In this course the blog is much more than that. Students use blogs in every module and maintain their postings for the whole semester. The idea is to observe and analyze an ongoing dialogue regarding issues raised in each module. Thanks to blogs, not only do the students make progress in their critical reasoning skills, knowledge, expression of ideas, but also show evidence in the progression on skills which can be monitored by the instructor or teaching assistant.

One important advantage in an online course over an in-class course is that everyone should participate. Grading Rubrics are developed so students know what is expected and outcomes are clearly defined. Skills such as critical thinking, rich content and insightful, clear connections to ideas learned from lectures, new concepts, timeliness, style and grammar are all assessed. Because these are also response blogs the timeliness, clarity and substance with length, quality and relevance are also graded.

Examples of blog uses within this course are student introductions, analysis of epidemiological lectures and the methods used, ethics, surveillance, vaccine safety, critical review of movies on pandemics, discrimination and racism, vector borne disease around the world, behavioral risk factors in the transmission of infectious diseases and the development of mathematical models of diseases.

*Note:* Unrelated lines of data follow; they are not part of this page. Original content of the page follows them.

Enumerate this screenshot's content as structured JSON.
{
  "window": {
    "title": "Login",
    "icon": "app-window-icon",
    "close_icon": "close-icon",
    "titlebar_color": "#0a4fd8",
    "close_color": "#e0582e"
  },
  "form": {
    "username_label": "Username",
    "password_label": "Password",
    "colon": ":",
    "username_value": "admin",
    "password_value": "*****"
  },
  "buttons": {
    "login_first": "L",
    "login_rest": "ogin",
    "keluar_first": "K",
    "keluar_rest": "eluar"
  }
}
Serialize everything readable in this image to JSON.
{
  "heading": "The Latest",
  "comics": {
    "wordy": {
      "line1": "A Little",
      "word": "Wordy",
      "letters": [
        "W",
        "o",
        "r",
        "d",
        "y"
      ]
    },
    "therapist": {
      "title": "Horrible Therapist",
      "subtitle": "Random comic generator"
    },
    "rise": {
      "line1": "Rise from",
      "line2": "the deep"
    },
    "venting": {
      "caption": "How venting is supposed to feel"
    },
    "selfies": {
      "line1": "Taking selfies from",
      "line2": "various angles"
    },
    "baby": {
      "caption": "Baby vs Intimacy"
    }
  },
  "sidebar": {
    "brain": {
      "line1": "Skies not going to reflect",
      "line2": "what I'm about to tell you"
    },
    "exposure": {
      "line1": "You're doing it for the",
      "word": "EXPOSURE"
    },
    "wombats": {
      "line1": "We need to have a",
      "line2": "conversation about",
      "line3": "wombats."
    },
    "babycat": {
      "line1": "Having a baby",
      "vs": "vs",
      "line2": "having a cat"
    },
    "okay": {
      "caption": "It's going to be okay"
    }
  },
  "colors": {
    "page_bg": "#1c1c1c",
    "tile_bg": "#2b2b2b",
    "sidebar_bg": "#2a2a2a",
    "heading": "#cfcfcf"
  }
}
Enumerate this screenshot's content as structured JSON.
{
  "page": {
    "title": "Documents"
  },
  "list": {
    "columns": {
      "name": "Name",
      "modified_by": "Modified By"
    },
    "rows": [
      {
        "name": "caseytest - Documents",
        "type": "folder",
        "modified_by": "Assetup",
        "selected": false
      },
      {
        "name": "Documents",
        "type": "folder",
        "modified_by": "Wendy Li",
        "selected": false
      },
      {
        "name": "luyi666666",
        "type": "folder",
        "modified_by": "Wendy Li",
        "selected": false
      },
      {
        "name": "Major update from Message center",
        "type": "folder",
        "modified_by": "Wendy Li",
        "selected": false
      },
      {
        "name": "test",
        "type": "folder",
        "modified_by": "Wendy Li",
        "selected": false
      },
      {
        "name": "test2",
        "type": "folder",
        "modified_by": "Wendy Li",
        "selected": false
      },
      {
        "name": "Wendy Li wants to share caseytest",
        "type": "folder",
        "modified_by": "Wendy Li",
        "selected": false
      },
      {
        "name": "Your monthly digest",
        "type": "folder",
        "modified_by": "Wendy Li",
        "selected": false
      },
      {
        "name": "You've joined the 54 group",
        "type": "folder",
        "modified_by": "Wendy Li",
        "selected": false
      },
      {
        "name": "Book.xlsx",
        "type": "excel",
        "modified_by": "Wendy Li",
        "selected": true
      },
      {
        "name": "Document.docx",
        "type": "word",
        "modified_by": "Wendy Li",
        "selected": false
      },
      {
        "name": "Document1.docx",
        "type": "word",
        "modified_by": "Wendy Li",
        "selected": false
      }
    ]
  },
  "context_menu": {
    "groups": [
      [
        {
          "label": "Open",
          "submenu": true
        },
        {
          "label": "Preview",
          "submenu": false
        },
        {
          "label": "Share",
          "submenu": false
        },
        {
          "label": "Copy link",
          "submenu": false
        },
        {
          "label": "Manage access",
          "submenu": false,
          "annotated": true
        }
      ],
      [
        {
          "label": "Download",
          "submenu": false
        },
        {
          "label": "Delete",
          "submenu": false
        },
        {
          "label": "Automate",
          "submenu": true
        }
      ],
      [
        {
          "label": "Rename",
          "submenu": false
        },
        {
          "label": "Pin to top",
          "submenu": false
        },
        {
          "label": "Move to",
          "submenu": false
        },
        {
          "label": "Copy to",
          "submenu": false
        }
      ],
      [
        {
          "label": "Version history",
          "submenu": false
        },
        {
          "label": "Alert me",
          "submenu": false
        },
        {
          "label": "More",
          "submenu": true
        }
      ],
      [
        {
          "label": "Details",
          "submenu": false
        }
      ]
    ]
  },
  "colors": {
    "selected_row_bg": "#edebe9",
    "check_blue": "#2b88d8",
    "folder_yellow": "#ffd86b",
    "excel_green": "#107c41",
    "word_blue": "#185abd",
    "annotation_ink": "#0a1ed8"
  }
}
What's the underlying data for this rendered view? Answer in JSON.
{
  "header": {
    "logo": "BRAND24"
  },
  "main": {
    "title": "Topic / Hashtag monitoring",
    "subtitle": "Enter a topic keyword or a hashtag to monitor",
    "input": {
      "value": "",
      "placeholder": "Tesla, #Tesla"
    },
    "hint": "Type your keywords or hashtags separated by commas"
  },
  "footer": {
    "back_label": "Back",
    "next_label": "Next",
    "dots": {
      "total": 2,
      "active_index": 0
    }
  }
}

Another important and crucial use of the blogs is the work in groups. They discuss topics such as nosocomial infectious and end up elaborating a brochure from that discussion. Another group project that a blog is essential for is the discussion and elaboration of a memo that could change policy in public health.

In conclusion, blogs are important tools used to assessment student outcomes and are important pedagogical innovations in education. Its use and effectiveness in online courses is clearly demonstrated in this course with students exceeding expectations and meeting learning outcomes.
Keywords:
Blogs, epidemiology, online, critical thinking.